Hi Bryan, I wrote the current regex API, so your suggestions are interesting to me. The also goes for anyone else's regex API opinions, of course. Bryan O'Sullivan wrote:
Ketil Malde wrote:
Python used to do pretty well here compared to Haskell, with rather efficient hashes and text parsing, although I suspect ByteString IO and other optimizations may have changed that now.
It still does just fine. For typical "munge a file with regexps, lists, and maps" tasks, Python and Perl remain on par with comparably written Haskell. This because the scripting-level code acts as a thin layer of glue around I/O, regexps, lists, and dicts, all of which are written in native code.

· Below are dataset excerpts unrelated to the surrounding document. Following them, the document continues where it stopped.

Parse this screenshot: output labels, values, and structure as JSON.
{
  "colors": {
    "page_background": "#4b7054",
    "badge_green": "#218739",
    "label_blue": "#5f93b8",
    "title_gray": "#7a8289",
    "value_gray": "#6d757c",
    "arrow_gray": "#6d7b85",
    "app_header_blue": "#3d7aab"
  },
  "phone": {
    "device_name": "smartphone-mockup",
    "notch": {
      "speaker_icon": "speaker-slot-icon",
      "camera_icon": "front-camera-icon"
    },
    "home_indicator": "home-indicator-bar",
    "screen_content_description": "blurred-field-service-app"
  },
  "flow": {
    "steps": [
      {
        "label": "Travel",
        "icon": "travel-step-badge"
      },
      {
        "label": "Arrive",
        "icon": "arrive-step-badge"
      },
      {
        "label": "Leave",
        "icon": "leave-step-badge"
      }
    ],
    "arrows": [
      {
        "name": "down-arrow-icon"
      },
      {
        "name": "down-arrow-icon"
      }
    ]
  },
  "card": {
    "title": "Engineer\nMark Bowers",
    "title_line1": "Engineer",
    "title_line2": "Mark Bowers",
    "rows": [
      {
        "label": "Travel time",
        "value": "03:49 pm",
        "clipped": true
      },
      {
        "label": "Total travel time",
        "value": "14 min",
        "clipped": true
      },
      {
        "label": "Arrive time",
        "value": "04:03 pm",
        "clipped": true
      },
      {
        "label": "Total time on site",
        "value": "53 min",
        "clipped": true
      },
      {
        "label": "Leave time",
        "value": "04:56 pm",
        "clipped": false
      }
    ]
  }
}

The Haskell regexp libraries actually give us something of a leg down with respect to Python and Perl.
True, the pure Haskell library is not as fast as a C library. In particular, the current regex-tdfa handles lazy bytestring in a sub-optimal manner. This may eventually be fixed. But the native code libraries have also been wrapped in the same API, and they are quite fast when combined with strict ByteStrings.
The aggressive use of polymorphism in the return type of (=~) makes it hard to remember which of the possible return types gives me what information. Not only did I write a regexp tutorial to understand the API in the first place, I have to reread it every time I want to match a regexp.
The (=~) operator uses many return types provided by the instances of RegexContext. These are all thin wrappers around the unpolymorphic return types of the RegexLike class. So (=~) could be avoided altogether, or another API created.
A suitable solution would be a return type of RegexpMatch a => Maybe a (to live alongside the existing types, but aiming to become the one that's easy to remember), with appropriate methods on a, but I don't have time to write up a patch.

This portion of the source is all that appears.